Recipients are recognized as coaches who employ scientific techniques or equipment as an integral part of their coaching methods.

“Of all the awards or honors that I’ve been given, the Doc Counsilman Award may be the one I’m most proud of,” Pierce said.

Pierce remains an engaged LSUS faculty member, most recently crafting a kinesiology concentration in coaching to add to his strength and conditioning concentration.

Both concentrations place a heavy emphasis on sport science.

 

WORLD TRAVELER

When Pierce teaches seminars or presents at academic conferences around the world, he does so with the backing of three organizations.

Pierce serves as the director of international relations at USA Weightlifting, a member of the coaching and research committee with the International Weightlifting Federation, and as the George A. Khoury Endowed Professor in Kinesiology at LSUS.

He uses funds from all three entities for his travel, although it’s not uncommon through the years for Pierce to dig into his own pocket if the need arises.

“This creates opportunities to go see countries and help out in countries that may not have the grants to do this kind of stuff,” said Pierce, who donned a Western Kentucky polo shirt, a jacket with ‘Kenya’ emblazoned on the back and pants with ‘Ghana’ running down the leg. “Most of my trips involve me participating in seminars for coaches and athletes in other countries.

“It’s an amazing opportunity because you go and stay in people’s homes and see what life is like in other countries.”

Many of Pierce’s trips this past decade have been to Africa, which started in 2014 when the IWF sent Pierce to Kenya to instruct coaches.

Kenya recommended Pierce to other African countries.

Pierce, who had never traveled out of the U.S. until his 40s, ended up coaching Ghana in the 2016 Olympics and regularly visits countries in both East and West Africa.

He worked with Ghanaian weightlifters remotely and in person since 2014, and when the country unexpectedly needed a coach, Pierce answered the call leading up to the 2016 games while also coaching Farris in those games.

Pierce was named Coach of the Year in both the U.S. and Ghana in 2016.

More recently, Pierce visited a Burundi coach who built homemade weights after the coach made his way to a Pierce seminar in Kenya.

“This guy did everything out of his house,” said Pierce, who added that he’s looking to bring students from Ghana, Rwanda and Burundi to LSUS. “He put the weights together and made the colors for different weights.

“I feel that I’m more at home in Africa than I am in the U.S.,” Pierce said. “They relax and take the time to enjoy life.
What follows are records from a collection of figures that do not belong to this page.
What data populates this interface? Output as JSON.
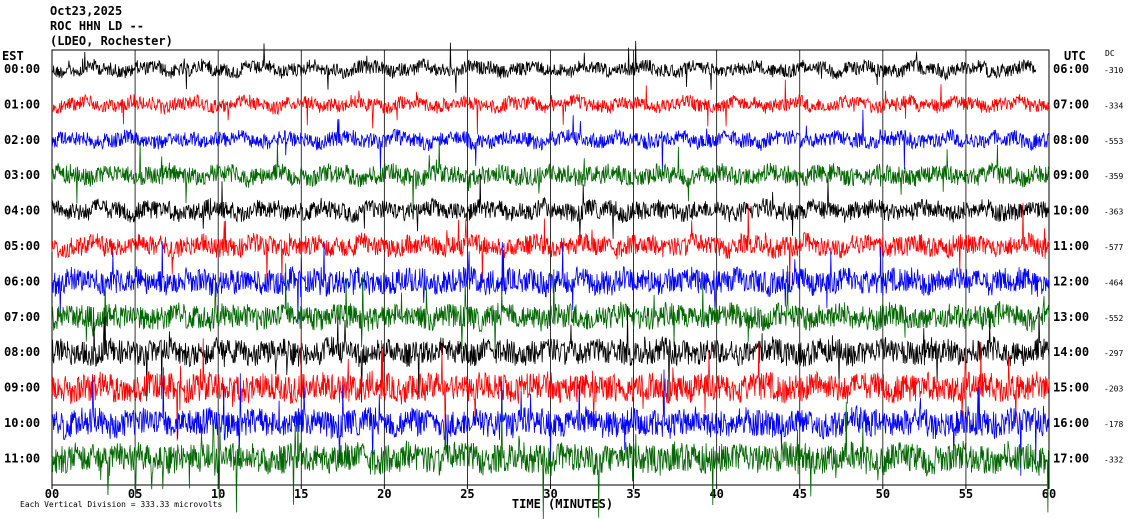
{
  "header": {
    "date": "Oct23,2025",
    "station": "ROC HHN LD --",
    "network": "(LDEO, Rochester)"
  },
  "left_tz": "EST",
  "right_tz": "UTC",
  "dc_label": "DC",
  "footer_note": "Each Vertical Division = 333.33 microvolts",
  "chart_data": {
    "type": "line",
    "xlabel": "TIME (MINUTES)",
    "xlim": [
      0,
      60
    ],
    "x_ticks": [
      "00",
      "05",
      "10",
      "15",
      "20",
      "25",
      "30",
      "35",
      "40",
      "45",
      "50",
      "55",
      "60"
    ],
    "colors": [
      "#000000",
      "#ff0000",
      "#0000ff",
      "#006600"
    ],
    "rows": [
      {
        "est": "00:00",
        "utc": "06:00",
        "dc": "-310",
        "amplitude": 0.9
      },
      {
        "est": "01:00",
        "utc": "07:00",
        "dc": "-334",
        "amplitude": 0.9
      },
      {
        "est": "02:00",
        "utc": "08:00",
        "dc": "-553",
        "amplitude": 1.0
      },
      {
        "est": "03:00",
        "utc": "09:00",
        "dc": "-359",
        "amplitude": 1.2
      },
      {
        "est": "04:00",
        "utc": "10:00",
        "dc": "-363",
        "amplitude": 1.2
      },
      {
        "est": "05:00",
        "utc": "11:00",
        "dc": "-577",
        "amplitude": 1.3
      },
      {
        "est": "06:00",
        "utc": "12:00",
        "dc": "-464",
        "amplitude": 1.6
      },
      {
        "est": "07:00",
        "utc": "13:00",
        "dc": "-552",
        "amplitude": 1.6
      },
      {
        "est": "08:00",
        "utc": "14:00",
        "dc": "-297",
        "amplitude": 1.6
      },
      {
        "est": "09:00",
        "utc": "15:00",
        "dc": "-203",
        "amplitude": 1.8
      },
      {
        "est": "10:00",
        "utc": "16:00",
        "dc": "-178",
        "amplitude": 1.8
      },
      {
        "est": "11:00",
        "utc": "17:00",
        "dc": "-332",
        "amplitude": 1.9
      }
    ]
  }
}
They lack so many material things, but a lot of people seem to be happy because they take the time to enjoy each other.”

Pierce has traveled to countries in Asia and South America as well, spreading his love of sports science and weightlifting.

He doesn’t know when he’ll slow down – a hip replacement in September hasn’t stopped him.

“I’ve got the best job in the world,” Pierce said. “I’ve made friends from all over.”